Jika seluruhnya dipasok dari petani dan peternak lokal, efek domino yang tercipta diyakini sangat besar.
Kendati demikian, Zulhas mengingatkan realisasi potensi tersebut bergantung pada kemampuan sektor pangan dalam negeri untuk memenuhi lonjakan permintaan.
“Kita ingin semua bahan dari dalam negeri, tapi pasokannya harus siap. Jangan sampai harga naik tinggi,” ujarnya.

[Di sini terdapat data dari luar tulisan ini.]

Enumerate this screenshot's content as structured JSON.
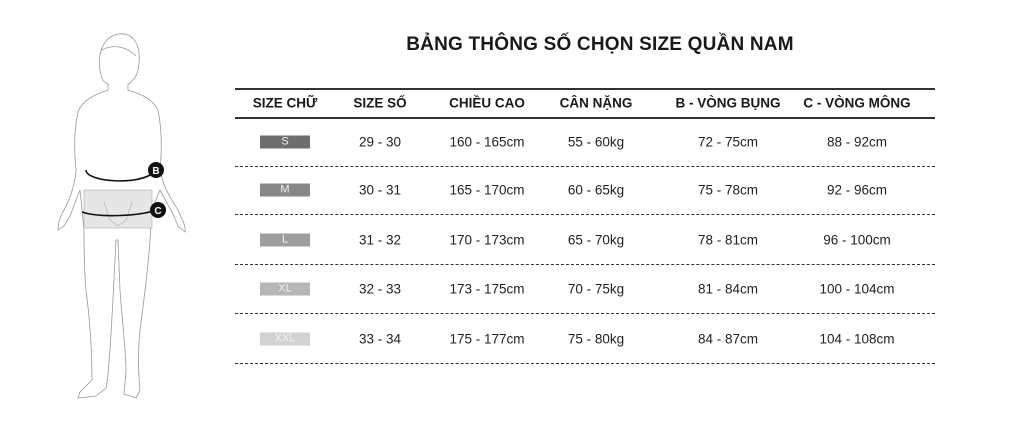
{
  "title": "BẢNG THÔNG SỐ CHỌN SIZE QUẦN NAM",
  "figure": {
    "labels": [
      "B",
      "C"
    ]
  },
  "headers": [
    "SIZE CHỮ",
    "SIZE SỐ",
    "CHIỀU CAO",
    "CÂN NẶNG",
    "B - VÒNG BỤNG",
    "C - VÒNG MÔNG"
  ],
  "rows": [
    {
      "size": "S",
      "color": "#6e6e6e",
      "cells": [
        "29 - 30",
        "160 - 165cm",
        "55 - 60kg",
        "72 - 75cm",
        "88 - 92cm"
      ]
    },
    {
      "size": "M",
      "color": "#888888",
      "cells": [
        "30 - 31",
        "165 - 170cm",
        "60 - 65kg",
        "75 - 78cm",
        "92 - 96cm"
      ]
    },
    {
      "size": "L",
      "color": "#9e9e9e",
      "cells": [
        "31 - 32",
        "170 - 173cm",
        "65 - 70kg",
        "78 - 81cm",
        "96 - 100cm"
      ]
    },
    {
      "size": "XL",
      "color": "#b6b6b6",
      "cells": [
        "32 - 33",
        "173 - 175cm",
        "70 - 75kg",
        "81 - 84cm",
        "100 - 104cm"
      ]
    },
    {
      "size": "XXL",
      "color": "#d2d2d2",
      "cells": [
        "33 - 34",
        "175 - 177cm",
        "75 - 80kg",
        "84 - 87cm",
        "104 - 108cm"
      ]
    }
  ]
}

Pemerintah disebutnya tengah menyiapkan mekanisme distribusi dan pembiayaan yang efisien agar manfaat ekonomi dapat dirasakan masyarakat luas.

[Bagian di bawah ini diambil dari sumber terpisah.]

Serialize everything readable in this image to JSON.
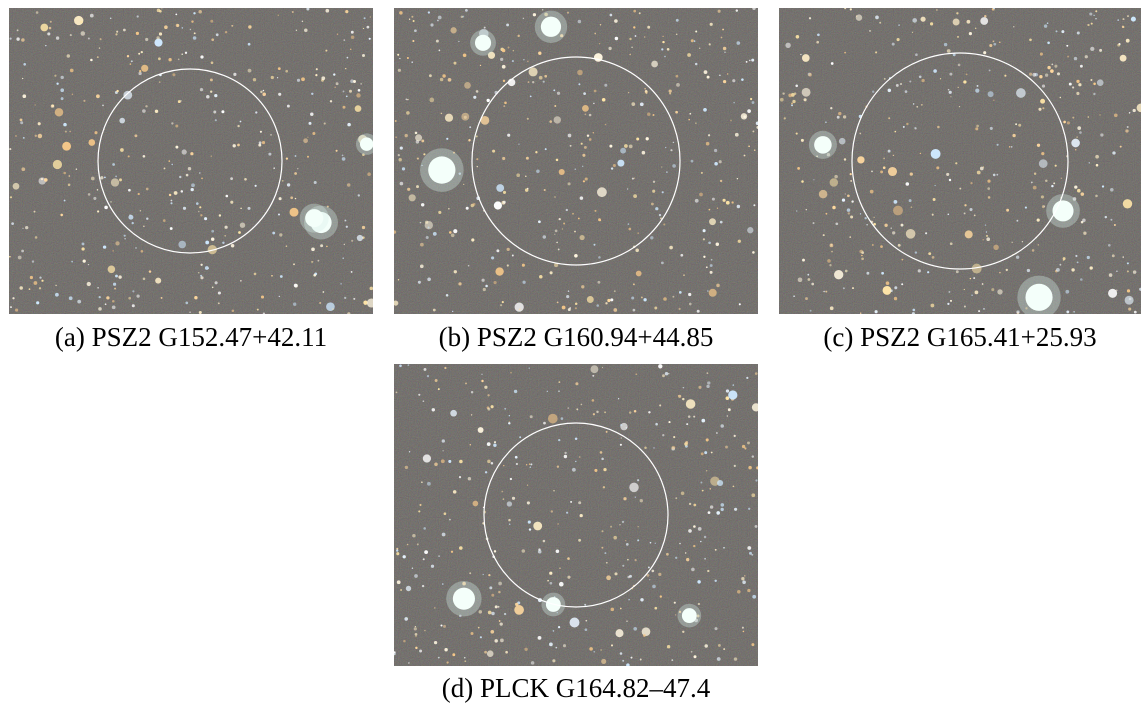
{
  "figure": {
    "panels": [
      {
        "caption": "(a) PSZ2 G152.47+42.11"
      },
      {
        "caption": "(b) PSZ2 G160.94+44.85"
      },
      {
        "caption": "(c) PSZ2 G165.41+25.93"
      },
      {
        "caption": "(d) PLCK G164.82–47.4"
      }
    ]
  }
}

Zulhas: Investasi Sumber Daya Manusia
Zulhas menegaskan, MBG harus dilihat sebagai strategi membangun kualitas manusia, bukan semata bantuan pangan.

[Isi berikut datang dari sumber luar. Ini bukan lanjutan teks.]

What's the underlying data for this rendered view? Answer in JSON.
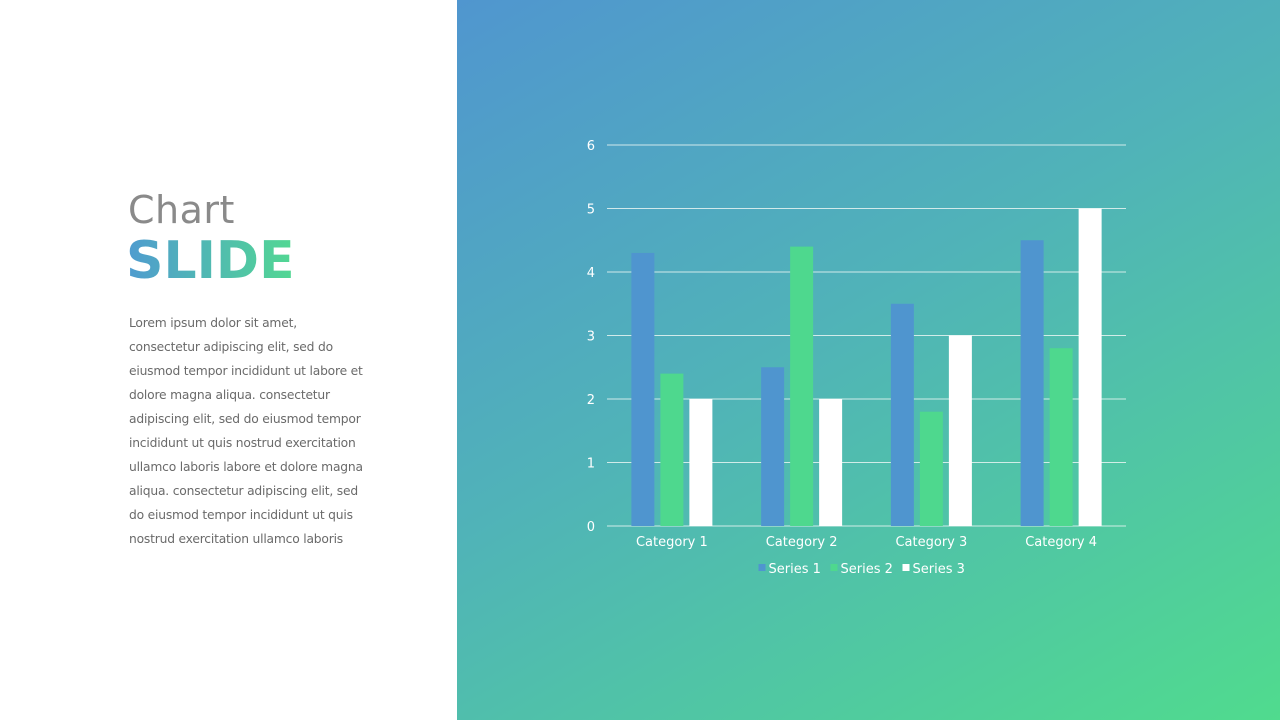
{
  "slide": {
    "title_line1": "Chart",
    "title_line2": "SLIDE",
    "body": "Lorem ipsum dolor sit amet, consectetur adipiscing elit, sed do eiusmod tempor incididunt ut labore et dolore magna aliqua. consectetur adipiscing elit, sed do eiusmod tempor incididunt ut quis nostrud exercitation ullamco laboris labore et dolore magna aliqua. consectetur adipiscing elit, sed do eiusmod tempor incididunt ut quis nostrud exercitation ullamco laboris"
  },
  "colors": {
    "series1": "#4f95cf",
    "series2": "#4ed88e",
    "series3": "#ffffff",
    "gridline": "#e8f4f2"
  },
  "chart_data": {
    "type": "bar",
    "categories": [
      "Category 1",
      "Category 2",
      "Category 3",
      "Category 4"
    ],
    "series": [
      {
        "name": "Series 1",
        "values": [
          4.3,
          2.5,
          3.5,
          4.5
        ]
      },
      {
        "name": "Series 2",
        "values": [
          2.4,
          4.4,
          1.8,
          2.8
        ]
      },
      {
        "name": "Series 3",
        "values": [
          2,
          2,
          3,
          5
        ]
      }
    ],
    "yticks": [
      "0",
      "1",
      "2",
      "3",
      "4",
      "5",
      "6"
    ],
    "ylim": [
      0,
      6
    ],
    "grid": true,
    "legend": "bottom"
  }
}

Dengan memenuhi kebutuhan gizi anak-anak dan ibu hamil, program ini diharapkan menciptakan generasi yang lebih sehat dan produktif.
Ia pun berharap seluruh pihak, termasuk pelaku usaha dan pemerintah daerah, ikut mengawal pelaksanaan MBG agar berjalan tepat sasaran.
“Kalau ini berhasil, hasilnya baru akan terlihat dalam lima sampai sepuluh tahun ke depan,” ujar Zulhas.
Berkaca dari hal itu, sebelumnya, terdapat sorotan khusus dari Lembaga Penyelidikan Ekonomi dan Masyarakat Fakultas Ekonomi dan Bisnis Universitas Indonesia (LPEM FEB UI).
LPEM FEB UI menilai, Indonesia bisa belajar dari pendekatan yang digunakan Brasil dalam menjalankan program makan sekolah nasionalnya.
LPEM Soroti Gaya Brasil
Melalui unggahan resmi di akun Instagramnya @lpemfebui, pada Jumat, 31 Oktober 2025, LPEM FEB UI menjelaskan, Brasil mewajibkan sebagian anggaran program makan sekolah dialokasikan untuk membeli bahan pangan dari petani lokal.
“Sekitar 30 persen total anggaran PNAE wajib digunakan untuk membeli bahan pangan langsung dari petani keluarga atau lokal. Ini langkah nyata menuju ketahanan pangan dan keberlanjutan,” tulis LPEM FEB UI.
Menurut lembaga itu, kebijakan tersebut tidak hanya menjamin ketersediaan bahan pangan segar, tetapi juga memperkuat ekonomi masyarakat di pedesaan.